Correlation coefficients in the control group were somewhat lower than
those reported by Hayano et al,16 who also studied healthy
men. In that study, the atropine dose was individualized by carefully
titrating the dose against heart rate. Also, these investigators used a
metronome to control breathing. Still, our model yielded significant
correlations between HRV and VCC in the control group, supporting its
validity. More importantly, despite the free breathing, significant
correlations were also found in the atrial fibrillation group, which in
fact adds to the importance of our findings and adds to the clinical
applicability of our approach. Another methodological issue is also
related to respiration: Because respiration as such was not
recorded, it cannot be formally ascertained that the observed
high-frequency patterning of ventricular rhythm was indeed
to some extent related to respiration. Finally, the use of VCC (ie,
mean RR after propranolol minus mean RR after
methylatropine) as a measure of vagal tone in the setting of atrial
fibrillation may be subject to criticism because the cited
studies16 17 18 referred only to sinus rhythm. Given the
complex interplay discussed earlier between AV nodal input and AV nodal
conduction in atrial fibrillation, the analogy between atrial
fibrillation and sinus rhythm with respect to the validity of VCC may
not be simply assumed. However, both experimental and clinical data
support the analogy. Moe and Abildskov39 have shown in a
dog model of atrial fibrillation that vagal stimulation lowers
ventricular rate through a concerted effect on AV nodal
input and concealed conduction in addition to a direct effect on AV
nodal refractoriness, with all three factors acting in the same
direction. Importantly, the effect on ventricular rate was
stronger when the frequency of stimulation of the vagal nerve was
increased. Also, as alluded to earlier, direct vagal stimulation
through the carotid sinus nerve in a patient with atrial fibrillation
was shown to exert a reproducible lowering effect on ventricar
rate.36 These findings indicate that vagal stimulation
lowers ventricular rate in atrial fibrillation in a
unidirectional manner, proportional to the strength of stimulation, and
hence support the validity of VCC as a measure of vagal tone in atrial
fibrillation.
Conclusions and Implications
Using a simple noninvasive model, we were able to show for the
first time that HRV in patients with atrial fibrillation is related to
vagal tone.

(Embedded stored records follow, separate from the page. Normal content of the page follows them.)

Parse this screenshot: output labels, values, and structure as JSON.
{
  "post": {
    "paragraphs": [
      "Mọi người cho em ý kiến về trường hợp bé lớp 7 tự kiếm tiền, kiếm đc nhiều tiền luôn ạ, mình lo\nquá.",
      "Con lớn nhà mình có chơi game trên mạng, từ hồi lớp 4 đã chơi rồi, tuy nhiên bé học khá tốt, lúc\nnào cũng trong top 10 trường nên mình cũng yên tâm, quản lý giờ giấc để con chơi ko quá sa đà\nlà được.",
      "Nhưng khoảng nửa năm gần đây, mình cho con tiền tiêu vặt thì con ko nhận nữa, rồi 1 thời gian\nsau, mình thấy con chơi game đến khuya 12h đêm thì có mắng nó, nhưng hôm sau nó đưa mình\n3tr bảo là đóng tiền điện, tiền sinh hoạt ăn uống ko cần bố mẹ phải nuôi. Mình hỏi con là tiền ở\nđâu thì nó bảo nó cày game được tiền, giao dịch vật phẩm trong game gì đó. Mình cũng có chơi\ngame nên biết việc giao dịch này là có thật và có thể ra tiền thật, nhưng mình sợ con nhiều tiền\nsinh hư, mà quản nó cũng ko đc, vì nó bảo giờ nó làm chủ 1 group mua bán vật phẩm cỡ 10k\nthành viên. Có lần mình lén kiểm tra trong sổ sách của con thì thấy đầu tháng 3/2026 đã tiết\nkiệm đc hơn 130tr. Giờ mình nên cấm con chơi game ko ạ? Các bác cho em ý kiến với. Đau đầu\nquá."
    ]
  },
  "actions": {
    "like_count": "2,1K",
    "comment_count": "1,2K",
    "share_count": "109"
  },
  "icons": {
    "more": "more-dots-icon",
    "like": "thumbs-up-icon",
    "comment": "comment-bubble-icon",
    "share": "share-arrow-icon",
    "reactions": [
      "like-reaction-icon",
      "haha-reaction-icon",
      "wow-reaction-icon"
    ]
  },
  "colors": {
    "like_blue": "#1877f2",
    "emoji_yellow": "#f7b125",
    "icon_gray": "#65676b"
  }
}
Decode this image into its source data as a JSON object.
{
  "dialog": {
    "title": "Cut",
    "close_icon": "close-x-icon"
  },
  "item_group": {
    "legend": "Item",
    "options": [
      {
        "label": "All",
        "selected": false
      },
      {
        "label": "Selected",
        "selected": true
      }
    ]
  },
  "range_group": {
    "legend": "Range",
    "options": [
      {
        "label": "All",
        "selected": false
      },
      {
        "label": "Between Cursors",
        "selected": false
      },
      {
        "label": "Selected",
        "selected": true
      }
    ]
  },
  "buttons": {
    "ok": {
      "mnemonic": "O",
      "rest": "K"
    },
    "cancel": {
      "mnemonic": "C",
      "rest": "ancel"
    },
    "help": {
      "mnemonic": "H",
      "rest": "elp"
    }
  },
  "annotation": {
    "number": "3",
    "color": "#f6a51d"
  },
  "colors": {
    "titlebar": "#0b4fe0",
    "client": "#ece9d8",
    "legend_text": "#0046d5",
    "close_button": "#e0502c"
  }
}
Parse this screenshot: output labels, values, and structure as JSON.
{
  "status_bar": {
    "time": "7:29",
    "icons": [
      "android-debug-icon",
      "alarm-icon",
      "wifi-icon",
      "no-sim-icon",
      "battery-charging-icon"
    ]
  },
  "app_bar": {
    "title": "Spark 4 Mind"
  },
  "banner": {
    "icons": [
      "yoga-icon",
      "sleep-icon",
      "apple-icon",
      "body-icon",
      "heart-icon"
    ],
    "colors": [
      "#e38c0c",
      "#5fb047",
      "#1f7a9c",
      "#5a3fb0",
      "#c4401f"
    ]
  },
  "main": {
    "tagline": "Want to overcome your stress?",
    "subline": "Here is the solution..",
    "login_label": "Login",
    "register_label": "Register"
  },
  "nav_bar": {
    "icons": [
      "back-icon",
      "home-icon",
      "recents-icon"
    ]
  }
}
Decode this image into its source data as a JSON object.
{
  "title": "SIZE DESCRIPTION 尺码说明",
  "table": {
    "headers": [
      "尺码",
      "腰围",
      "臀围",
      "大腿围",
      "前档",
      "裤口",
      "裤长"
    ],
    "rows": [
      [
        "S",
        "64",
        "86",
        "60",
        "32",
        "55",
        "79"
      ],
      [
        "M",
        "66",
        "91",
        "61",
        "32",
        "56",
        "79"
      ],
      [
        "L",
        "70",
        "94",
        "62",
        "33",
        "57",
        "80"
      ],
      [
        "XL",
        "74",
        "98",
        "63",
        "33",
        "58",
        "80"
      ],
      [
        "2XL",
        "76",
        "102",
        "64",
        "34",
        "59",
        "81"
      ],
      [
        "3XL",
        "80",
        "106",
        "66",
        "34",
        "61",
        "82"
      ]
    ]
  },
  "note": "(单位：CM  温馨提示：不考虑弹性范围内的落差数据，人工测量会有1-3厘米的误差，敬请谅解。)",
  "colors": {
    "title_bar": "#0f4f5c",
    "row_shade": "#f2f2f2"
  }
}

The potential value of this finding is substantial,
considering the value of HRV in patients in sinus rhythm. The potential
prognostic value of HRV in atrial fibrillation has already been
demonstrated.11 It should, however, be realized that
underlying mechanisms may differ because we used rather short
recordings whereas Stein et al used 24-hour recordings,
thus accounting for long-term modulating factors. Analysis of
HRV in atrial fibrillation might also provide important clinical
information. In particular, repeated measurements comparing HRV at
different times seem to be of interest. For instance, such an approach
would allow for assessment of the effect of drugs with neurohumoral
modulating activity,2 4 although one should be
careful not to study drugs with concomitant, direct effects on the
atrium or the AV node because these might affect HRV independent of any
autonomic effect.
Received December 3, 1996; revision received February 26, 1997; accepted March 9, 1997.